Attorney-General Jaclyn Symes announced the scheme last October alongside a group of affected mothers following the eleventh anniversary of the Victorian apology to all those impacted by past adoption practices.
Forced adoption practices compelled mothers to give up their babies for adoption without their willing or informed consent, causing lifelong suffering for the mothers left behind.
These mothers continue to live with the serious, complex and ongoing effects of this trauma and the redress scheme is a step forward in the healing process. Eligible applicants will receive a payment of $30,000 and access to counselling, other psychological support services as well as individual apologies.
The scheme is the first of its kind in Australia to recognise the impact on mothers subjected to the practice and delivers on a key recommendation from the inquiry into responses to historical forced adoptions in Victoria.

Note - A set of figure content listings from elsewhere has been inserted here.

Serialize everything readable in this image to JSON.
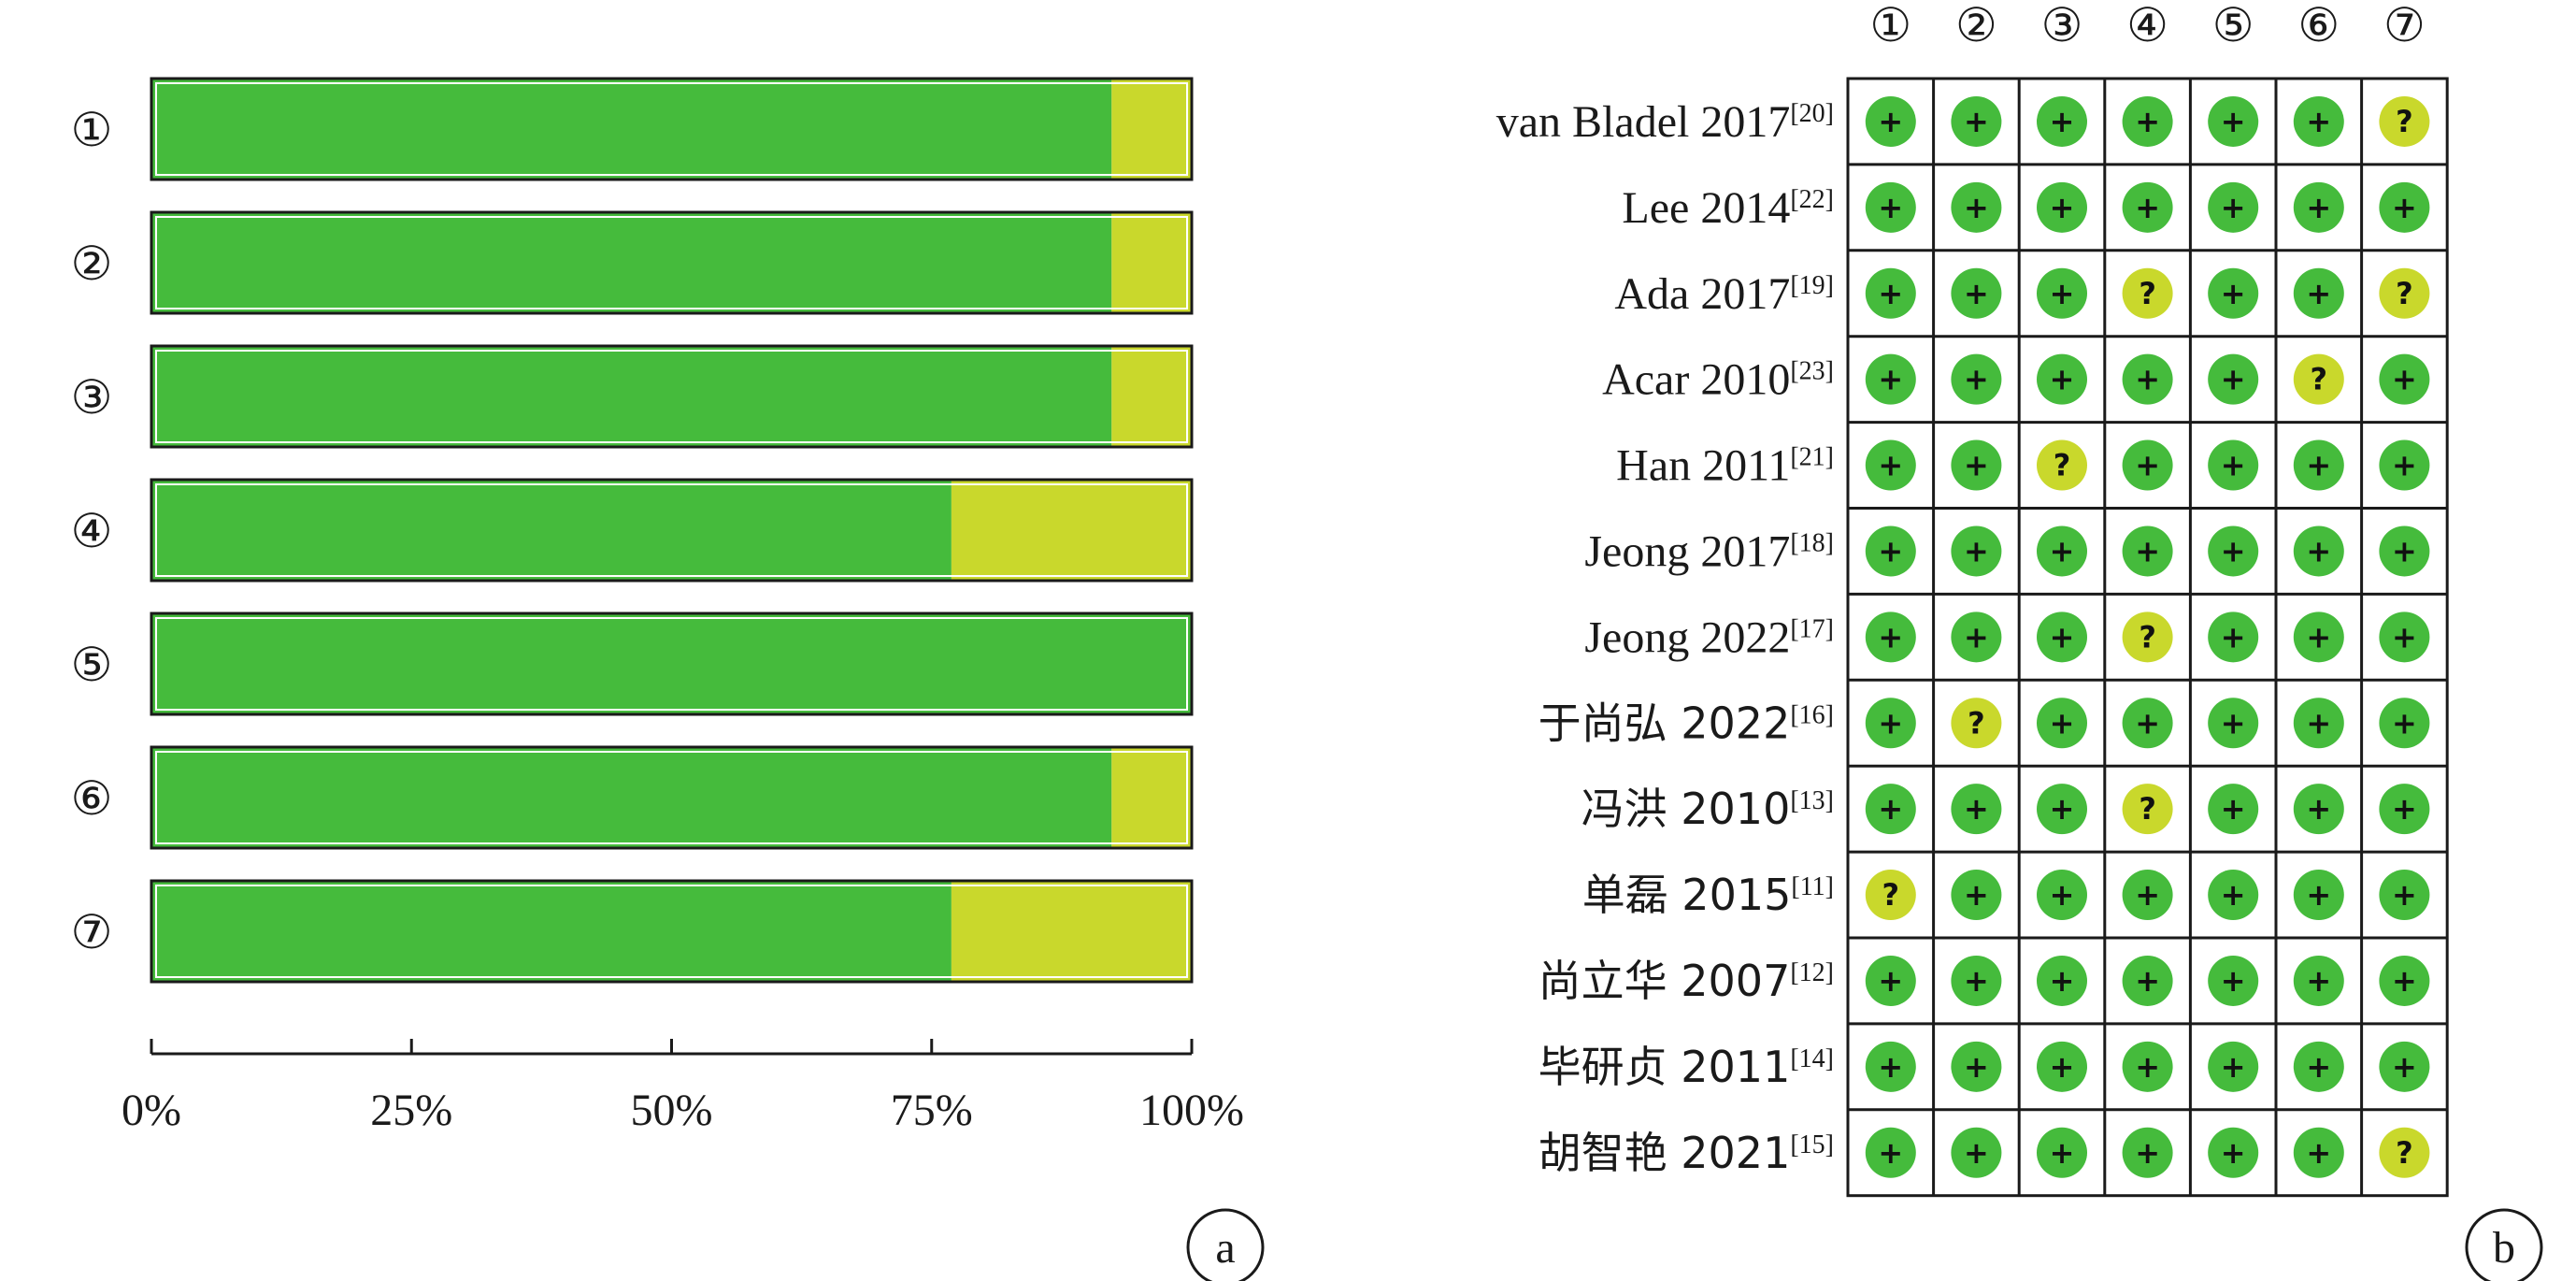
{
  "chart_data": [
    {
      "type": "bar",
      "panel_label": "a",
      "stacked": true,
      "orientation": "horizontal",
      "categories": [
        "①",
        "②",
        "③",
        "④",
        "⑤",
        "⑥",
        "⑦"
      ],
      "series": [
        {
          "values": [
            92.3,
            92.3,
            92.3,
            76.9,
            100,
            92.3,
            76.9
          ],
          "color": "#45bb3c"
        },
        {
          "values": [
            7.7,
            7.7,
            7.7,
            23.1,
            0,
            7.7,
            23.1
          ],
          "color": "#c9d82c"
        }
      ],
      "x_ticks": [
        "0%",
        "25%",
        "50%",
        "75%",
        "100%"
      ],
      "xlim": [
        0,
        100
      ]
    },
    {
      "type": "table",
      "panel_label": "b",
      "columns": [
        "①",
        "②",
        "③",
        "④",
        "⑤",
        "⑥",
        "⑦"
      ],
      "rows": [
        {
          "label": "van Bladel 2017",
          "ref": "[20]",
          "values": [
            "+",
            "+",
            "+",
            "+",
            "+",
            "+",
            "?"
          ]
        },
        {
          "label": "Lee 2014",
          "ref": "[22]",
          "values": [
            "+",
            "+",
            "+",
            "+",
            "+",
            "+",
            "+"
          ]
        },
        {
          "label": "Ada 2017",
          "ref": "[19]",
          "values": [
            "+",
            "+",
            "+",
            "?",
            "+",
            "+",
            "?"
          ]
        },
        {
          "label": "Acar 2010",
          "ref": "[23]",
          "values": [
            "+",
            "+",
            "+",
            "+",
            "+",
            "?",
            "+"
          ]
        },
        {
          "label": "Han 2011",
          "ref": "[21]",
          "values": [
            "+",
            "+",
            "?",
            "+",
            "+",
            "+",
            "+"
          ]
        },
        {
          "label": "Jeong 2017",
          "ref": "[18]",
          "values": [
            "+",
            "+",
            "+",
            "+",
            "+",
            "+",
            "+"
          ]
        },
        {
          "label": "Jeong 2022",
          "ref": "[17]",
          "values": [
            "+",
            "+",
            "+",
            "?",
            "+",
            "+",
            "+"
          ]
        },
        {
          "label": "于尚弘 2022",
          "ref": "[16]",
          "values": [
            "+",
            "?",
            "+",
            "+",
            "+",
            "+",
            "+"
          ]
        },
        {
          "label": "冯洪 2010",
          "ref": "[13]",
          "values": [
            "+",
            "+",
            "+",
            "?",
            "+",
            "+",
            "+"
          ]
        },
        {
          "label": "单磊 2015",
          "ref": "[11]",
          "values": [
            "?",
            "+",
            "+",
            "+",
            "+",
            "+",
            "+"
          ]
        },
        {
          "label": "尚立华 2007",
          "ref": "[12]",
          "values": [
            "+",
            "+",
            "+",
            "+",
            "+",
            "+",
            "+"
          ]
        },
        {
          "label": "毕研贞 2011",
          "ref": "[14]",
          "values": [
            "+",
            "+",
            "+",
            "+",
            "+",
            "+",
            "+"
          ]
        },
        {
          "label": "胡智艳 2021",
          "ref": "[15]",
          "values": [
            "+",
            "+",
            "+",
            "+",
            "+",
            "+",
            "?"
          ]
        }
      ],
      "colors": {
        "+": "#45bb3c",
        "?": "#c9d82c"
      }
    }
  ]
}
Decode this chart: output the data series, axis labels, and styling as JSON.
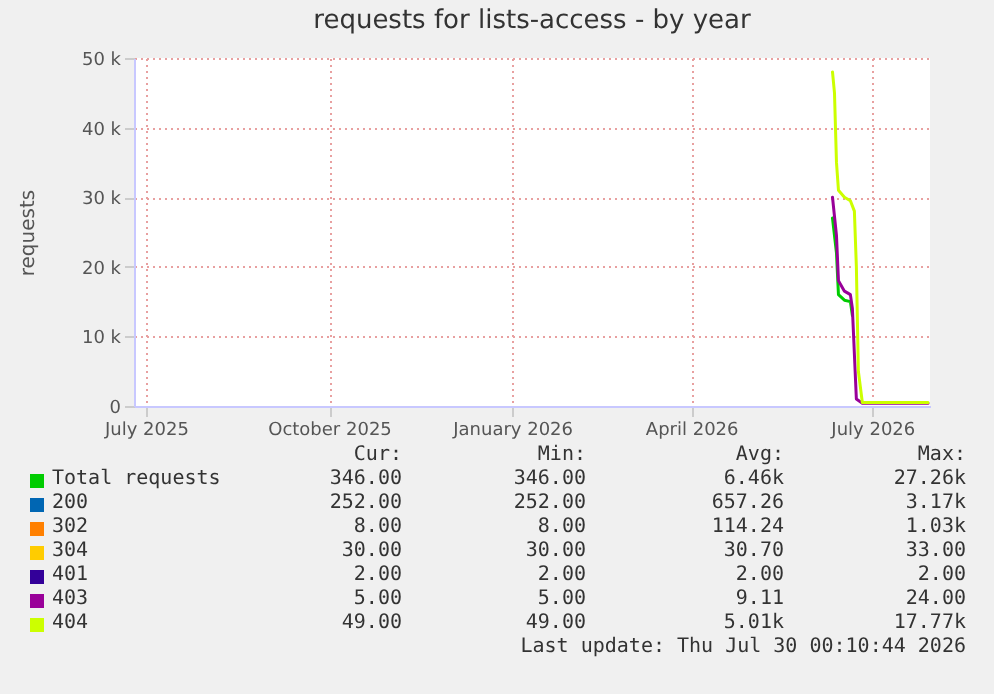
{
  "chart_data": {
    "type": "line",
    "title": "requests for lists-access - by year",
    "ylabel": "requests",
    "xlim": [
      "2025-06-25",
      "2026-07-30"
    ],
    "xticks": [
      {
        "value": "2025-07-01",
        "label": "July 2025"
      },
      {
        "value": "2025-10-01",
        "label": "October 2025"
      },
      {
        "value": "2026-01-01",
        "label": "January 2026"
      },
      {
        "value": "2026-04-01",
        "label": "April 2026"
      },
      {
        "value": "2026-07-01",
        "label": "July 2026"
      }
    ],
    "ylim": [
      0,
      50000
    ],
    "yticks": [
      {
        "value": 0,
        "label": "0"
      },
      {
        "value": 10000,
        "label": "10 k"
      },
      {
        "value": 20000,
        "label": "20 k"
      },
      {
        "value": 30000,
        "label": "30 k"
      },
      {
        "value": 40000,
        "label": "40 k"
      },
      {
        "value": 50000,
        "label": "50 k"
      }
    ],
    "grid": true,
    "legend": "bottom",
    "marker": "none",
    "series": [
      {
        "name": "Total requests",
        "color": "#00cc00",
        "x": [
          "2026-06-11",
          "2026-06-13",
          "2026-06-14",
          "2026-06-17",
          "2026-06-20",
          "2026-06-21"
        ],
        "values": [
          27000,
          22000,
          16000,
          15200,
          15000,
          13000
        ]
      },
      {
        "name": "200",
        "color": "#0066b3"
      },
      {
        "name": "302",
        "color": "#ff8000"
      },
      {
        "name": "304",
        "color": "#ffcc00"
      },
      {
        "name": "401",
        "color": "#330099"
      },
      {
        "name": "403",
        "color": "#990099",
        "x": [
          "2026-06-11",
          "2026-06-13",
          "2026-06-14",
          "2026-06-17",
          "2026-06-20",
          "2026-06-21",
          "2026-06-23",
          "2026-06-26",
          "2026-07-29"
        ],
        "values": [
          30000,
          24500,
          18000,
          16500,
          16000,
          14000,
          1000,
          400,
          400
        ]
      },
      {
        "name": "404",
        "color": "#ccff00",
        "x": [
          "2026-06-11",
          "2026-06-12",
          "2026-06-13",
          "2026-06-14",
          "2026-06-17",
          "2026-06-20",
          "2026-06-22",
          "2026-06-23",
          "2026-06-24",
          "2026-06-26",
          "2026-07-29"
        ],
        "values": [
          48000,
          45000,
          35000,
          31000,
          30000,
          29500,
          28000,
          20000,
          5000,
          500,
          500
        ]
      }
    ],
    "annotations": [
      "Cur:",
      "Min:",
      "Avg:",
      "Max:",
      "346.00",
      "346.00",
      "6.46k",
      "27.26k",
      "252.00",
      "252.00",
      "657.26",
      "3.17k",
      "8.00",
      "8.00",
      "114.24",
      "1.03k",
      "30.00",
      "30.00",
      "30.70",
      "33.00",
      "2.00",
      "2.00",
      "2.00",
      "2.00",
      "5.00",
      "5.00",
      "9.11",
      "24.00",
      "49.00",
      "49.00",
      "5.01k",
      "17.77k",
      "Last update: Thu Jul 30 00:10:44 2026"
    ]
  }
}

Eligibility extends to mothers who gave birth in Victoria, or were a Victorian resident but gave birth interstate, and were forcibly separated from their newborn baby prior to 1990.
During the application process, a dedicated support team will be available to answer any questions, guide mothers through the application process and assist them with any supporting information that may be required.
Quotes attributable to Attorney-General Jaclyn Symes
“We would not be here today without the brave women who shared their painful stories. Thank you for your tireless advocacy and for paving the way for others.”
“We can’t take away the pain, but we can acknowledge the damage these practices have caused and contribute to healing the injustices of the past.”